A prospective phase II study of pre-operative chemotherapy then short-course radiotherapy for high risk rectal cancer: COPERNICUS.

Br J Cancer 2018 09 17;119(6):697-706. Epub 2018 Aug 17.

Centre for Trials Research, Cardiff University, Room 409, Neuadd Meirionnydd, Heath Park, Cardiff, CF14 4YS, UK.

Background: Neoadjuvant chemotherapy (NAC) allows earlier treatment of rectal cancer micro-metastases but is not standard of care. There are currently no biomarkers predicting long-term progression-free survival (PFS) benefit from NAC.

Patients And Methods: In this single arm phase II trial, patients with non-metastatic magnetic resonance imaging (MRI)-defined operable rectal adenocarcinoma at high risk of post-operative metastatic recurrence, received 8 weeks of oxaliplatin/fluorouracil NAC then short-course preoperative radiotherapy (SCPRT) before immediate surgery. Sixteen weeks of post-operative adjuvant chemotherapy (AC) was planned. A pelvic MRI was performed at week 9 immediately post-NAC, before SCPRT. The primary end point was feasibility assessed by completion of protocol treatment up to and including surgery. Secondary endpoints included compliance, toxicity, downstaging efficacy, and PFS.
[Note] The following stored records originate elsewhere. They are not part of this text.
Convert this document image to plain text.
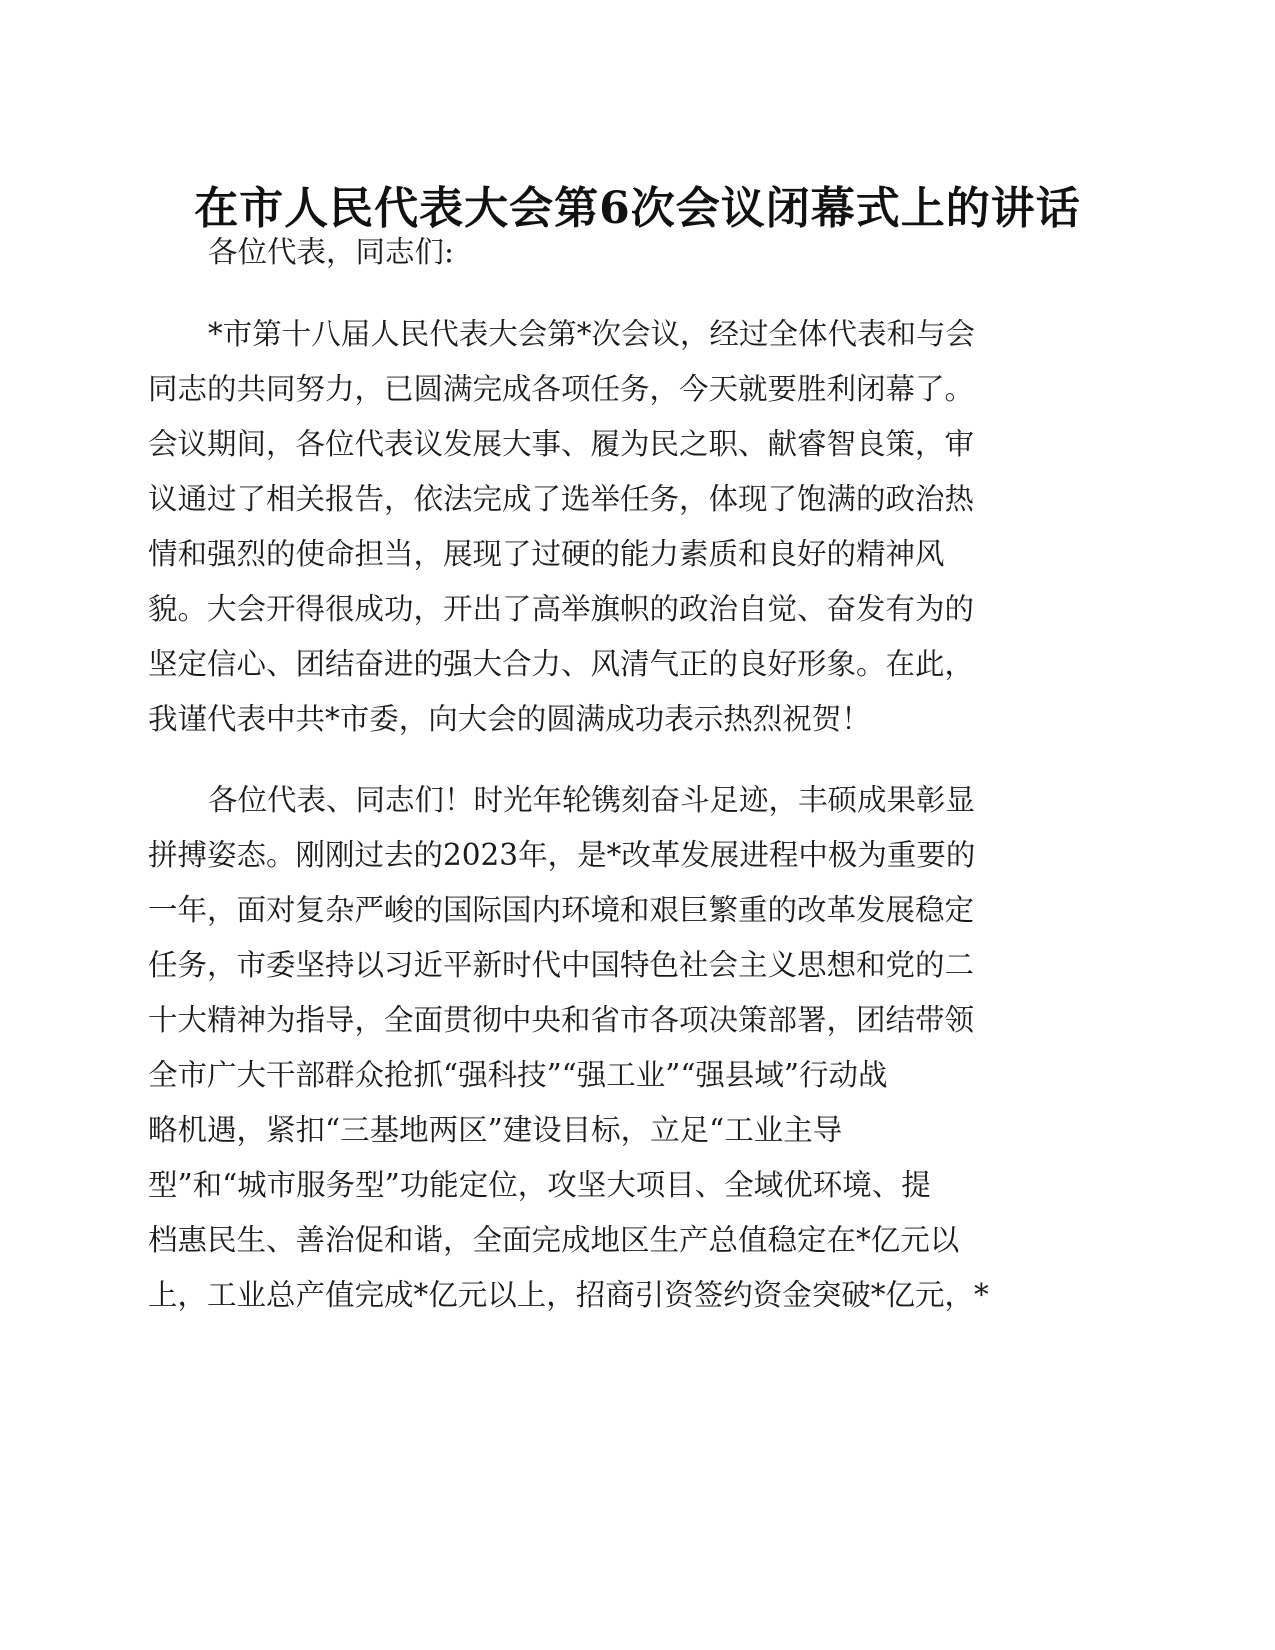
在市人民代表大会第6次会议闭幕式上的讲话
各位代表，同志们:
*市第十八届人民代表大会第*次会议，经过全体代表和与会
同志的共同努力，已圆满完成各项任务，今天就要胜利闭幕了。
会议期间，各位代表议发展大事、履为民之职、献睿智良策，审
议通过了相关报告，依法完成了选举任务，体现了饱满的政治热
情和强烈的使命担当，展现了过硬的能力素质和良好的精神风
貌。大会开得很成功，开出了高举旗帜的政治自觉、奋发有为的
坚定信心、团结奋进的强大合力、风清气正的良好形象。在此，
我谨代表中共*市委，向大会的圆满成功表示热烈祝贺！
各位代表、同志们！时光年轮镌刻奋斗足迹，丰硕成果彰显
拼搏姿态。刚刚过去的2023年，是*改革发展进程中极为重要的
一年，面对复杂严峻的国际国内环境和艰巨繁重的改革发展稳定
任务，市委坚持以习近平新时代中国特色社会主义思想和党的二
十大精神为指导，全面贯彻中央和省市各项决策部署，团结带领
全市广大干部群众抢抓“强科技”“强工业”“强县域”行动战
略机遇，紧扣“三基地两区”建设目标，立足“工业主导
型”和“城市服务型”功能定位，攻坚大项目、全域优环境、提
档惠民生、善治促和谐，全面完成地区生产总值稳定在*亿元以
上，工业总产值完成*亿元以上，招商引资签约资金突破*亿元，*
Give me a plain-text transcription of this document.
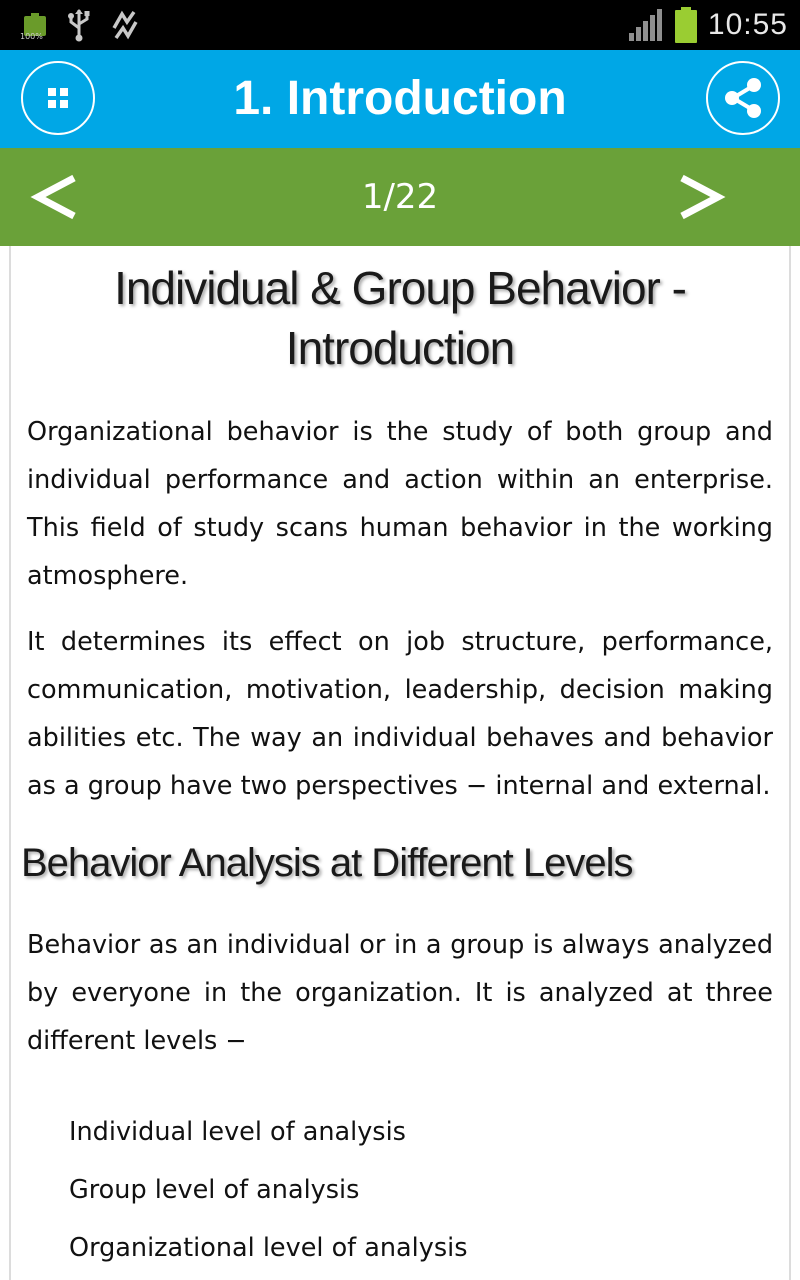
100%	10:55
1. Introduction
1/22
Individual & Group Behavior - Introduction

Organizational behavior is the study of both group and individual performance and action within an enterprise. This field of study scans human behavior in the working atmosphere.

It determines its effect on job structure, performance, communication, motivation, leadership, decision making abilities etc. The way an individual behaves and behavior as a group have two perspectives − internal and external.

Behavior Analysis at Different Levels

Behavior as an individual or in a group is always analyzed by everyone in the organization. It is analyzed at three different levels −

Individual level of analysis
Group level of analysis
Organizational level of analysis
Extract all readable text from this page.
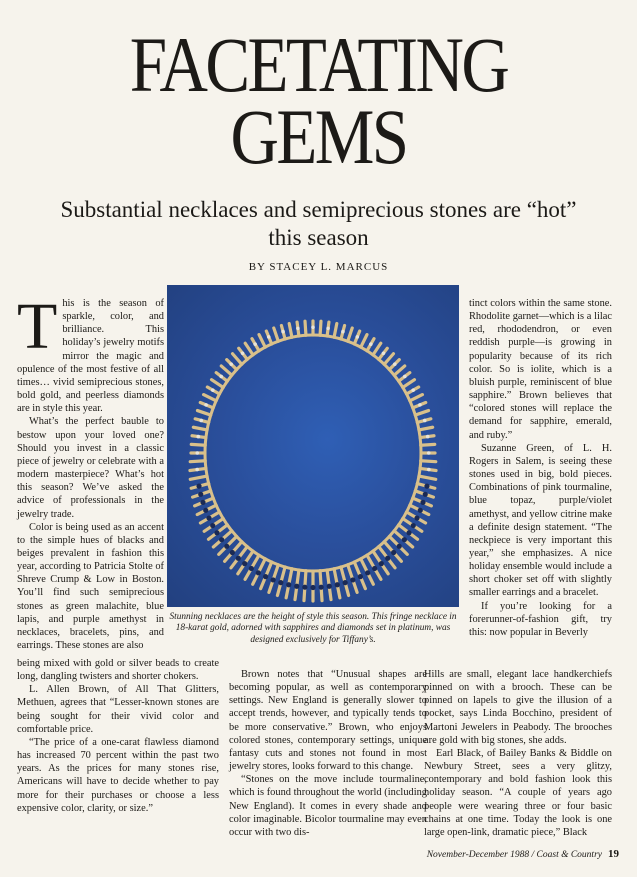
FACETATING
GEMS
Substantial necklaces and semiprecious stones are “hot” this season

BY STACEY L. MARCUS

This is the season of sparkle, color, and brilliance. This holiday’s jewelry motifs mirror the magic and opulence of the most festive of all times… vivid semiprecious stones, bold gold, and peerless diamonds are in style this year.

What’s the perfect bauble to bestow upon your loved one? Should you invest in a classic piece of jewelry or celebrate with a modern masterpiece? What’s hot this season? We’ve asked the advice of professionals in the jewelry trade.

Color is being used as an accent to the simple hues of blacks and beiges prevalent in fashion this year, according to Patricia Stolte of Shreve Crump & Low in Boston. You’ll find such semiprecious stones as green malachite, blue lapis, and purple amethyst in necklaces, bracelets, pins, and earrings. These stones are also

Stunning necklaces are the height of style this season. This fringe necklace in 18-karat gold, adorned with sapphires and diamonds set in platinum, was designed exclusively for Tiffany’s.

being mixed with gold or silver beads to create long, dangling twisters and shorter chokers.

L. Allen Brown, of All That Glitters, Methuen, agrees that “Lesser-known stones are being sought for their vivid color and comfortable price.

“The price of a one-carat flawless diamond has increased 70 percent within the past two years. As the prices for many stones rise, Americans will have to decide whether to pay more for their purchases or choose a less expensive color, clarity, or size.”

Brown notes that “Unusual shapes are becoming popular, as well as contemporary settings. New England is generally slower to accept trends, however, and typically tends to be more conservative.” Brown, who enjoys colored stones, contemporary settings, unique fantasy cuts and stones not found in most jewelry stores, looks forward to this change.

“Stones on the move include tourmaline, which is found throughout the world (including New England). It comes in every shade and color imaginable. Bicolor tourmaline may even occur with two dis-

tinct colors within the same stone. Rhodolite garnet—which is a lilac red, rhododendron, or even reddish purple—is growing in popularity because of its rich color. So is iolite, which is a bluish purple, reminiscent of blue sapphire.” Brown believes that “colored stones will replace the demand for sapphire, emerald, and ruby.”

Suzanne Green, of L. H. Rogers in Salem, is seeing these stones used in big, bold pieces. Combinations of pink tourmaline, blue topaz, purple/violet amethyst, and yellow citrine make a definite design statement. “The neckpiece is very important this year,” she emphasizes. A nice holiday ensemble would include a short choker set off with slightly smaller earrings and a bracelet.

If you’re looking for a forerunner-of-fashion gift, try this: now popular in Beverly

Hills are small, elegant lace handkerchiefs pinned on with a brooch. These can be pinned on lapels to give the illusion of a pocket, says Linda Bocchino, president of Martoni Jewelers in Peabody. The brooches are gold with big stones, she adds.

Earl Black, of Bailey Banks & Biddle on Newbury Street, sees a very glitzy, contemporary and bold fashion look this holiday season. “A couple of years ago people were wearing three or four basic chains at one time. Today the look is one large open-link, dramatic piece,” Black

November-December 1988 / Coast & Country 19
Results: In total 60 patients were recruited May 2012-June 2014. In total 57 patients completed protocol treatment, meeting the primary endpoint. Compliance with NAC was much better than AC: Comparing NAC vs. AC, the median percentage dose intensity for fluoropyrimidine was 100% vs. 63% and for oxaliplatin 100% vs. 45%. Treatment-related toxicity was acceptable with no treatment-related deaths. Post-NAC MRI showed 44 tumours (73%) were T-downstaged and 22 (37%) had excellent MRI tumour regression grade (mrTRG 1-2). Median follow-up was 27 months with 2-year PFS of 86.2% (10 events). On exploratory analysis, post-NAC mrTRG predicted PFS with no event among those with excellent regression.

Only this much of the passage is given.